Thanks for the references, but I am not sure what I should look for, exactly. For instance in Jin’s textbook, it is mentioned that for 3D magnetostatics problems, it is indeed question of solving for the vector potential (and not the “curl curl” way mentioned by Kamensky). He mentions which boundary conditions to implement, but I have yet to get familiar with his notation. I suspect that if I could fix/tweak the boundary conditions in my code, it should work (i.e. return the correct result). But overall, I am still missing what I do wrong, exactly.

Regarding the first reference, I do not see anything related to magnetostatics in particular in the book. It has a part dealing with vector potentials in general, but I fail to see the relation with Maxwell’s equations. The “Coulomb” gauge for example is not mentioned (in neither book for that matter, though it is at least described in Jin’s).

So, yeah, I still do not see what is wrong with my approach. I suspect it’s just the boundary conditions, but that’s a guess.
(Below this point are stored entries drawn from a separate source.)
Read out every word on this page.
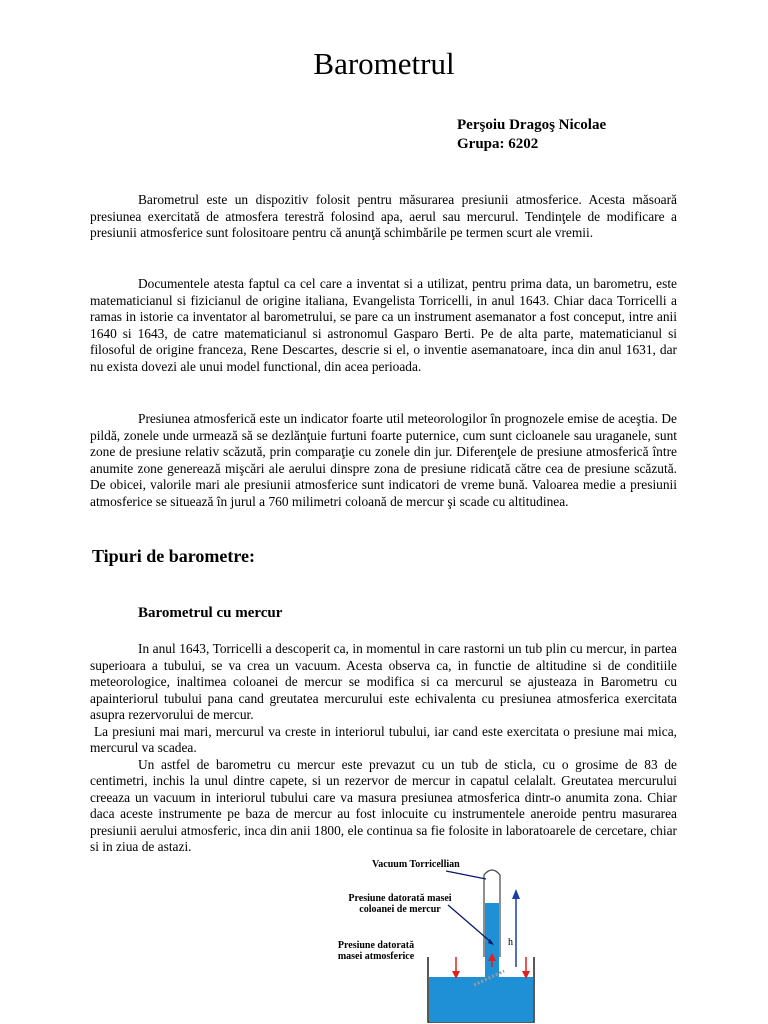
Barometrul
Perşoiu Dragoş Nicolae
Grupa: 6202

Barometrul este un dispozitiv folosit pentru măsurarea presiunii atmosferice. Acesta măsoară presiunea exercitată de atmosfera terestră folosind apa, aerul sau mercurul. Tendinţele de modificare a presiunii atmosferice sunt folositoare pentru că anunţă schimbările pe termen scurt ale vremii.

Documentele atesta faptul ca cel care a inventat si a utilizat, pentru prima data, un barometru, este matematicianul si fizicianul de origine italiana, Evangelista Torricelli, in anul 1643. Chiar daca Torricelli a ramas in istorie ca inventator al barometrului, se pare ca un instrument asemanator a fost conceput, intre anii 1640 si 1643, de catre matematicianul si astronomul Gasparo Berti. Pe de alta parte, matematicianul si filosoful de origine franceza, Rene Descartes, descrie si el, o inventie asemanatoare, inca din anul 1631, dar nu exista dovezi ale unui model functional, din acea perioada.

Presiunea atmosferică este un indicator foarte util meteorologilor în prognozele emise de aceştia. De pildă, zonele unde urmează să se dezlănţuie furtuni foarte puternice, cum sunt cicloanele sau uraganele, sunt zone de presiune relativ scăzută, prin comparaţie cu zonele din jur. Diferenţele de presiune atmosferică între anumite zone generează mişcări ale aerului dinspre zona de presiune ridicată către cea de presiune scăzută. De obicei, valorile mari ale presiunii atmosferice sunt indicatori de vreme bună. Valoarea medie a presiunii atmosferice se situează în jurul a 760 milimetri coloană de mercur şi scade cu altitudinea.

Tipuri de barometre:
Barometrul cu mercur

In anul 1643, Torricelli a descoperit ca, in momentul in care rastorni un tub plin cu mercur, in partea superioara a tubului, se va crea un vacuum. Acesta observa ca, in functie de altitudine si de conditiile meteorologice, inaltimea coloanei de mercur se modifica si ca mercurul se ajusteaza in Barometru cu apainteriorul tubului pana cand greutatea mercurului este echivalenta cu presiunea atmosferica exercitata asupra rezervorului de mercur.

La presiuni mai mari, mercurul va creste in interiorul tubului, iar cand este exercitata o presiune mai mica, mercurul va scadea.

Un astfel de barometru cu mercur este prevazut cu un tub de sticla, cu o grosime de 83 de centimetri, inchis la unul dintre capete, si un rezervor de mercur in capatul celalalt. Greutatea mercurului creeaza un vacuum in interiorul tubului care va masura presiunea atmosferica dintr-o anumita zona. Chiar daca aceste instrumente pe baza de mercur au fost inlocuite cu instrumentele aneroide pentru masurarea presiunii aerului atmosferic, inca din anii 1800, ele continua sa fie folosite in laboratoarele de cercetare, chiar si in ziua de astazi.

Vacuum Torricellian
Presiune datorată masei coloanei de mercur
Presiune datorată masei atmosferice
h
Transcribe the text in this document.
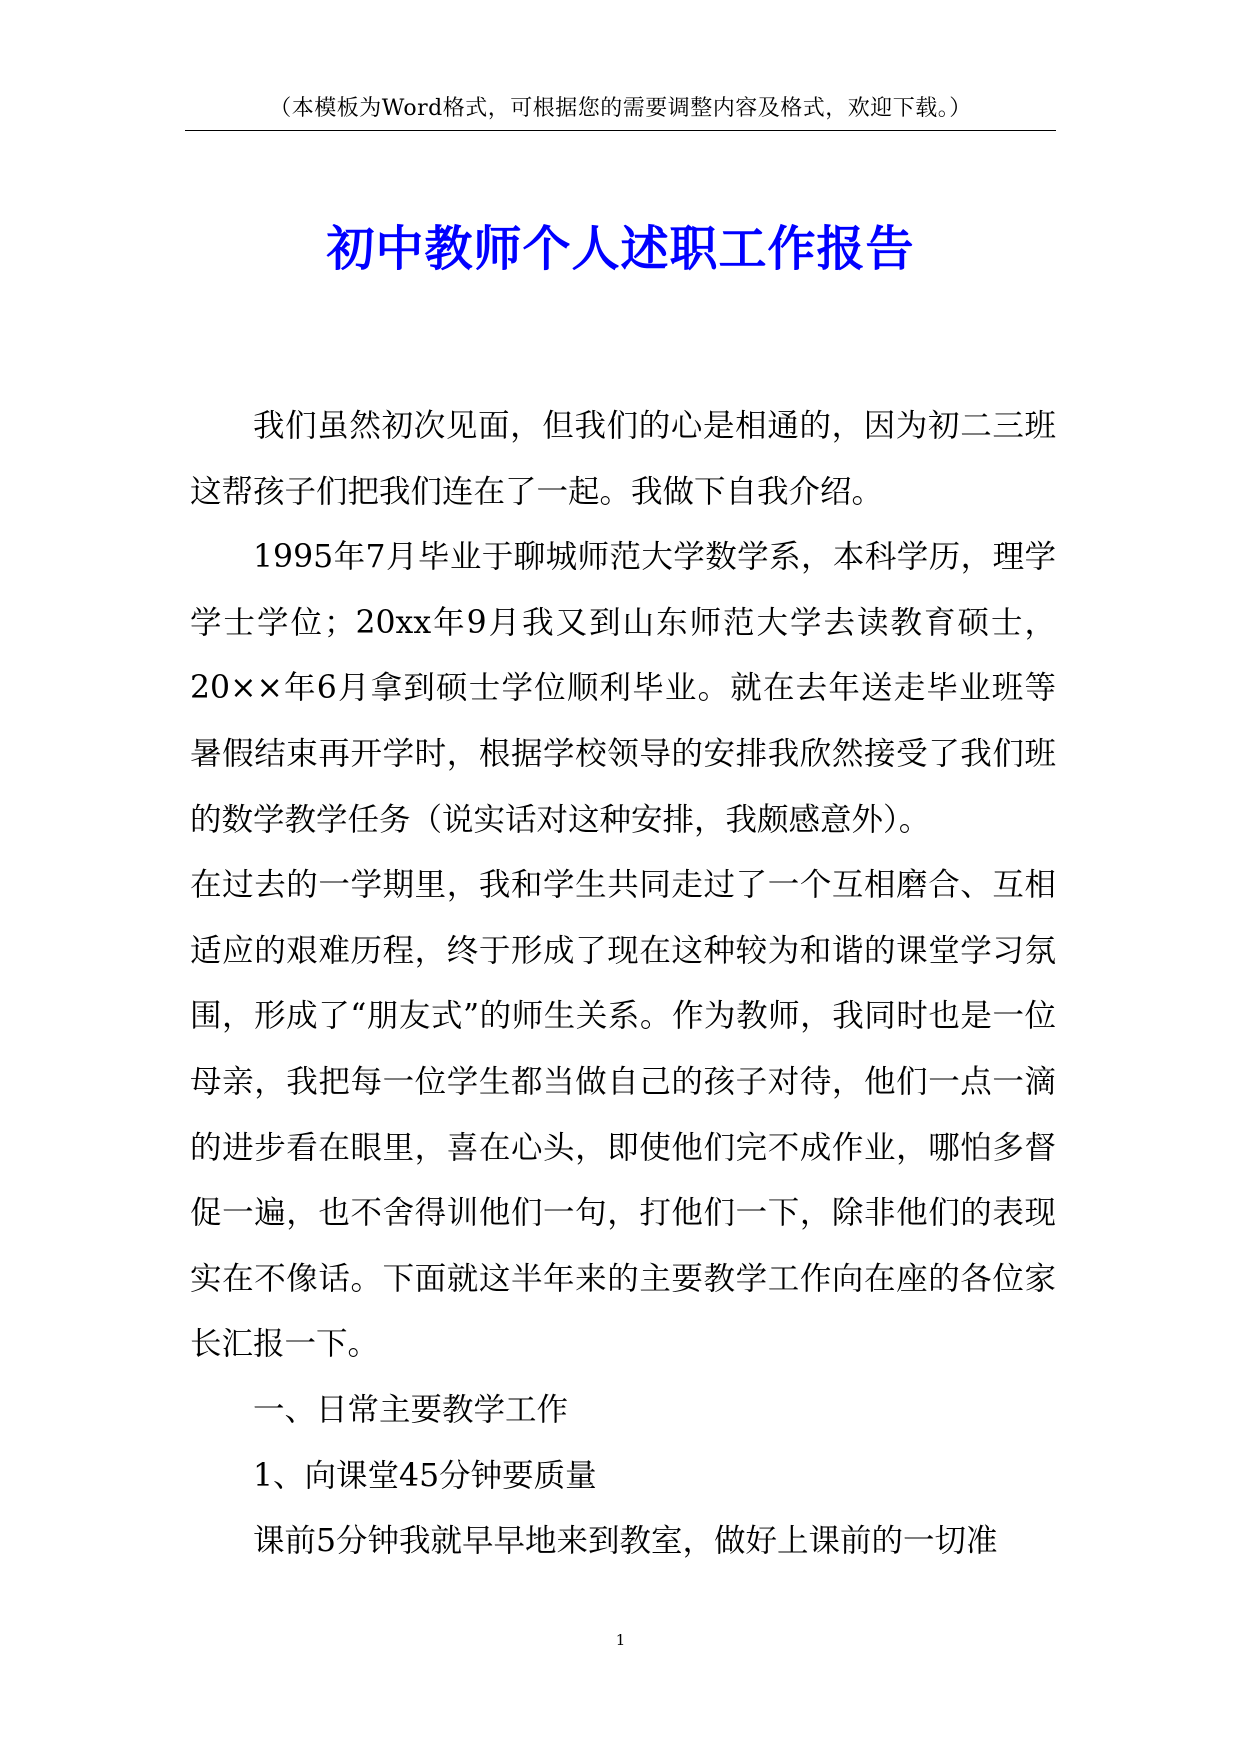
（本模板为Word格式，可根据您的需要调整内容及格式，欢迎下载。）
初中教师个人述职工作报告

我们虽然初次见面，但我们的心是相通的，因为初二三班这帮孩子们把我们连在了一起。我做下自我介绍。

1995年7月毕业于聊城师范大学数学系，本科学历，理学学士学位；20xx年9月我又到山东师范大学去读教育硕士，20××年6月拿到硕士学位顺利毕业。就在去年送走毕业班等暑假结束再开学时，根据学校领导的安排我欣然接受了我们班的数学教学任务（说实话对这种安排，我颇感意外）。

在过去的一学期里，我和学生共同走过了一个互相磨合、互相适应的艰难历程，终于形成了现在这种较为和谐的课堂学习氛围，形成了“朋友式”的师生关系。作为教师，我同时也是一位母亲，我把每一位学生都当做自己的孩子对待，他们一点一滴的进步看在眼里，喜在心头，即使他们完不成作业，哪怕多督促一遍，也不舍得训他们一句，打他们一下，除非他们的表现实在不像话。下面就这半年来的主要教学工作向在座的各位家长汇报一下。

一、日常主要教学工作

1、向课堂45分钟要质量

课前5分钟我就早早地来到教室，做好上课前的一切准

1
Essentially yes. This is written explicitely in Jackson’s textbook (p.181 of the 3rd edition). It should be Poisson equation (since the current density is not necessarily null), but in the case of no electric current this is indeed a Laplace equation for each of the components of the vector potential. I am not sure yet how to answer to your remark regarding the solenoidal condition. Good point to ponder on.